На другой конец скамейки тяжело и бесцеремонно плюхнулась незнакомая девица. Вздрогнув от неожиданности, Светлана недовольно покосилась на незнакомку. Она выросла в этом дворе и практически знала всех, кто гулял здесь, но эту видела впервые. Конечно и с улицы любой мог забрести в их уютный зеленый дворик.
Девица была тонкая, длинная и бесцветная, как тянущийся из корзины к свету худосочный картофельный росток. Не обращая внимания на Светлану, она вытащила из-за пазухи пушистый живой комочек и стала забавляться с ним.

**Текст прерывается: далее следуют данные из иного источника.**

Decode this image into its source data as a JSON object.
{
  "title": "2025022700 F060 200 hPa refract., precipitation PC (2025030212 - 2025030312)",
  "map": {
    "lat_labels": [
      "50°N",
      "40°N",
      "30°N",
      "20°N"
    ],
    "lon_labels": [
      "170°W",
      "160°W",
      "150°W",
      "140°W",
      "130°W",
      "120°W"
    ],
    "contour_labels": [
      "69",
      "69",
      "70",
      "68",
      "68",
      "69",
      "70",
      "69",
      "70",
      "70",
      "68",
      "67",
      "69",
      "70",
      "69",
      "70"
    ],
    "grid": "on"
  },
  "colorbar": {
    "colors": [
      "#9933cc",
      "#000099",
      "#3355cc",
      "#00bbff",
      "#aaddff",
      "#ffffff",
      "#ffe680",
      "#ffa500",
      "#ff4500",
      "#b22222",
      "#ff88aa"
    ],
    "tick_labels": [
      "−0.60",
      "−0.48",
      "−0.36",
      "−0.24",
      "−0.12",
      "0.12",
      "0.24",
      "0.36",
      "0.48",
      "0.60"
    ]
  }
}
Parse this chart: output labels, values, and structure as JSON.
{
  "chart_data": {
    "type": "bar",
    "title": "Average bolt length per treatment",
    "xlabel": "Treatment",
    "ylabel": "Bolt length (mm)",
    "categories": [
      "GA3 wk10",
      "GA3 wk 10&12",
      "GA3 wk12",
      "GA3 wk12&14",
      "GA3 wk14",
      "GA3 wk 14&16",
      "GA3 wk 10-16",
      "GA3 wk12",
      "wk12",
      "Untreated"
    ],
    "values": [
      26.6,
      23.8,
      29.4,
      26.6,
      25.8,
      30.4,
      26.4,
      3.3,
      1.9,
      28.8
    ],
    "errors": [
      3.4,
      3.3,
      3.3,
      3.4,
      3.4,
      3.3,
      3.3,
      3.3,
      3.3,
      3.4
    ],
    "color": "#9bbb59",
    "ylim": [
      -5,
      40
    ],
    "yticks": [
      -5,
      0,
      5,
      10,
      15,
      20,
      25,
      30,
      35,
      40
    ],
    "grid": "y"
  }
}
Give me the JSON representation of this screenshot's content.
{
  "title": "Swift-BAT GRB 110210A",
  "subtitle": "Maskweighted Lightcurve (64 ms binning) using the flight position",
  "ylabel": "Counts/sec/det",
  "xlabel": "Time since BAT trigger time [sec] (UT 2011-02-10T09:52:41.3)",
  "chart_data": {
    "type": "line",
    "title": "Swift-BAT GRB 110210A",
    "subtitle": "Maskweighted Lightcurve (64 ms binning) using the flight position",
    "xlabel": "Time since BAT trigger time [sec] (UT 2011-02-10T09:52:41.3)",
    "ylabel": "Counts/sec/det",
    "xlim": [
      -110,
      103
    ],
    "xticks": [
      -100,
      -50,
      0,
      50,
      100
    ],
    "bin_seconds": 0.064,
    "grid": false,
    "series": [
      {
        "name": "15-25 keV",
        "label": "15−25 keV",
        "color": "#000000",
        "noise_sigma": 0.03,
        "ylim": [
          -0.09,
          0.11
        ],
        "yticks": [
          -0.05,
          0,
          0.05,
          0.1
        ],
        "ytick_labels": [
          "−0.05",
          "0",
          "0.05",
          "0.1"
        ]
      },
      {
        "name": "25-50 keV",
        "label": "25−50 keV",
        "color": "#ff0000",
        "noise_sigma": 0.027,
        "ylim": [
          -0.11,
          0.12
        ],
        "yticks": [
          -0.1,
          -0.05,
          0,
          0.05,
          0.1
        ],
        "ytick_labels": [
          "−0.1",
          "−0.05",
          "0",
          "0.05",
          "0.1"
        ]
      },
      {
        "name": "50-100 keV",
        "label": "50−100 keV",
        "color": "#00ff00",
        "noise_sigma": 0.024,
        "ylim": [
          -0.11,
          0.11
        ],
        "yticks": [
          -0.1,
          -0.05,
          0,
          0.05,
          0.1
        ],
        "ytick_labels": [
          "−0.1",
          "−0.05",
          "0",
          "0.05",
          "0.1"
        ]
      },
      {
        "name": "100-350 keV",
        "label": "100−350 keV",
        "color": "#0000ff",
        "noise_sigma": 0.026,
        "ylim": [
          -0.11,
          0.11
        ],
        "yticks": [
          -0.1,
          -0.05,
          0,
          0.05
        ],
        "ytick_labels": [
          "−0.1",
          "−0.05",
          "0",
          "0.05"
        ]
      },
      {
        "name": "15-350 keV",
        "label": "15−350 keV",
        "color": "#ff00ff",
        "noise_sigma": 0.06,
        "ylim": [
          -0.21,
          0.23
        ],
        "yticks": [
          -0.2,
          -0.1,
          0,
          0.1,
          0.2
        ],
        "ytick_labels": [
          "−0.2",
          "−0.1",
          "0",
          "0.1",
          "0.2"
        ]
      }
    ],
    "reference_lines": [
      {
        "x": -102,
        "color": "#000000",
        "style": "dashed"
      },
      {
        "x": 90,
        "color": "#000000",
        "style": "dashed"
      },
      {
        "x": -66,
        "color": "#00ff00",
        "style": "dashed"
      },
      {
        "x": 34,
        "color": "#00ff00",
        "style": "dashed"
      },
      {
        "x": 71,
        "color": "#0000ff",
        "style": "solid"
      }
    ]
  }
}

Демонстративно раскрыв книгу, Светлана попыталась углубиться в чтение, но почувствовала, что перечитывает одну и ту же страницу, не вникая в смысл. Ее внимание привлекала незнакомка. Блеклые, неопределенного цвета волосы рыхлой косой свисали с макушки. Она казалась бледной, даже болезненной. Серый балахон, который и платьем-то не назовешь, делал ее похожей едва ли не на нищенку, если бы не две детали ее «туалета»– небрежно брошенная на скамейку дорогая сумочка из тонкой кожи с узорчатым тиснением и золотой медальон на достаточно массивной золотой цепи поверх балахона.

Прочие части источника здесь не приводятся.